Tentang Kerajaan Pangjalu/Panjalu/ Kadhiri Hal ini sesuai dengan Prasasti Pamotan/Pamwatan yang dikeluarkan raja Airlangga tahun 965 Saka atau 1043 Masehi. Menurut L.C Damais tepatnya tanggal 20 November 0142. Isi Prarasasti ini menggunakan Bahasa Jawa Kuno, ditemukan di Desa Pamotan Kecamatan Sambeng  Kabupaten Lamongan Jawa Timur . Prasasti in hilang dicuri  tahun 2003 . Dari Prasasti ini dapat diperkirakan bahwa ibukota Kerajaan Pangjalu/Panjalu/Kadhiri saat itu ialah Dhahanapura yang sekarang kita kenal dengan Jalan Dhoho Kota Kediri.

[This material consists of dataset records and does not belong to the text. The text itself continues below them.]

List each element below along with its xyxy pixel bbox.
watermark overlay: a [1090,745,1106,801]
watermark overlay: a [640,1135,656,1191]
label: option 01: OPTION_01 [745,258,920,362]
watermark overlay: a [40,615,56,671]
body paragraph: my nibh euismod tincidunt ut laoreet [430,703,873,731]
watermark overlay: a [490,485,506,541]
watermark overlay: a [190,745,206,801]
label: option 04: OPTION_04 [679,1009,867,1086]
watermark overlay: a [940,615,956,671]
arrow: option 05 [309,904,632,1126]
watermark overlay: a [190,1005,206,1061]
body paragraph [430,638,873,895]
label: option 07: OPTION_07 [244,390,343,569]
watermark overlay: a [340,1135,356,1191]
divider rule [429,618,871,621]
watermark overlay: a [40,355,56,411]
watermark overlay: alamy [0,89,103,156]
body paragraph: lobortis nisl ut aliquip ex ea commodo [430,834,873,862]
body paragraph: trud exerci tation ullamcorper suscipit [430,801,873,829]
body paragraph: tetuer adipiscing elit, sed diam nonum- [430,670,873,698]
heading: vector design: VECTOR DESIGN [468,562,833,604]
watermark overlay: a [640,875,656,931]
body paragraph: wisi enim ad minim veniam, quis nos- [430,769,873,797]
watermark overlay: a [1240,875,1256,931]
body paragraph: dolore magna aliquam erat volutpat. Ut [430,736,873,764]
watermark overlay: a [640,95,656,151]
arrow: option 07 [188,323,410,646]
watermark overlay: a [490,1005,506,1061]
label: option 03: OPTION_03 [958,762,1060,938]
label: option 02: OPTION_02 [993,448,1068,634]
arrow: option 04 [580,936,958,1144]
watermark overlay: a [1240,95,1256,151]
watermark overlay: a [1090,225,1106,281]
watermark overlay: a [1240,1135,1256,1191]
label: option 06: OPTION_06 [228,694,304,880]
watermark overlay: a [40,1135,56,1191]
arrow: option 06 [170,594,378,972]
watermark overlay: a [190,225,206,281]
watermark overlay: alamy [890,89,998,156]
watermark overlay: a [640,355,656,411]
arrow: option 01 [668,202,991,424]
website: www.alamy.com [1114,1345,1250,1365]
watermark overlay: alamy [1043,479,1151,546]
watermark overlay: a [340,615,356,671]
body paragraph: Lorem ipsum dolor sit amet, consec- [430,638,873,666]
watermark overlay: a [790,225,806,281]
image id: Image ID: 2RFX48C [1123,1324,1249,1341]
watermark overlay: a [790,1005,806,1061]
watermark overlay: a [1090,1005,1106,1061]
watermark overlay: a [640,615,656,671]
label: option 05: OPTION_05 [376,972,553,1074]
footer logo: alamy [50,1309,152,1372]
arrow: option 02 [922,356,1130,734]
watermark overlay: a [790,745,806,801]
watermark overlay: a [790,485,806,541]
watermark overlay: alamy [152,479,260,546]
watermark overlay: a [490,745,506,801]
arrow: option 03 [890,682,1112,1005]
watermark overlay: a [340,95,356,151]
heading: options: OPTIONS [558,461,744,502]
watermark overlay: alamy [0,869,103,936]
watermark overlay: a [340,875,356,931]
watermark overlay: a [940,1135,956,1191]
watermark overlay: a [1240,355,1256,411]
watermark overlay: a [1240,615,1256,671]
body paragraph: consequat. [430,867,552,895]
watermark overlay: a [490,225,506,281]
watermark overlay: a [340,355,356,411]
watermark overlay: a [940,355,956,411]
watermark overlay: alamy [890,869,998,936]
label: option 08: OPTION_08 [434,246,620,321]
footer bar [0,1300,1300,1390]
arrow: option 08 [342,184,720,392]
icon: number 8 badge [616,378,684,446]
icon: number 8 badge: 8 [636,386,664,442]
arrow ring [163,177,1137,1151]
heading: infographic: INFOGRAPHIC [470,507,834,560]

Goa ini merupakan Goa buatan manusia yang sudah ada sejak masa kerajaan pada saat itu. Selomangleng berasal dari kata Selo dan mangleng yang merupakan istilah dalam bahasa Jawa. Kata Selo mempunyai arti yaitu batu, sedangkan mangleng mempunyai arti yaitu mangklung atau menjorok keluar.

Goa ini adalah peninggalan Dewi Kilisuci Putri Raja Airlangga. Goa ini merupakan tempat bertapanya Sanggramawijaya Tunggadewi yang bergelar Rakryan Mahamantri i Hino Sanggramawijaya Dharmaprasada Uttunggadewi atau lebih dikenal oleh masyarakat Kediri sebagai Dewi Kili Suci

Goa Selomangleng adalah goa batu yang sengaja dibuat oleh manusia, bukan goa yang terbentuk dari proses alam.  Kawasan  ini  memiliki  kompleksitas  daya  tarik  wisata  yang  tidak  dimiliki oleh  objek  wisata  lain  di  kota  Kediri,  yaitu  potensi  alam  kawasan  wisata  yang  terletak  pada  lereng  Gunung  Klotok  (472  m)  dan  dihadapkan  pada  Gunung  Maskumambang (300 m) serta adanya situs arkeologis sejarah Kota Kediri.

Salah satu daya tarik dari Goa Selomangleng adalah beberapa peninggalan arca dan relief yang ada disekitar goa. Dari relief dan artefak yang terdapat di Goa Selomangleng tersebut akan di data dan dianalisis untuk mendapatkan pola dasar. 

Pola dasar dari hasil analisis tersebut akan ditransformasikan menjadi bentuk massa bangunan dari perancangan taman wisata di kawasan Goa Selomangleng. Perancangan taman wisata ini untuk menunjang pelestarian kawasan dan sebagai wadah yang selain berfungsi sebagai tempat wisata juga sebagai tempat edukasi akan budaya sejarah bagi masyarakat kota Kediri dan sekitar.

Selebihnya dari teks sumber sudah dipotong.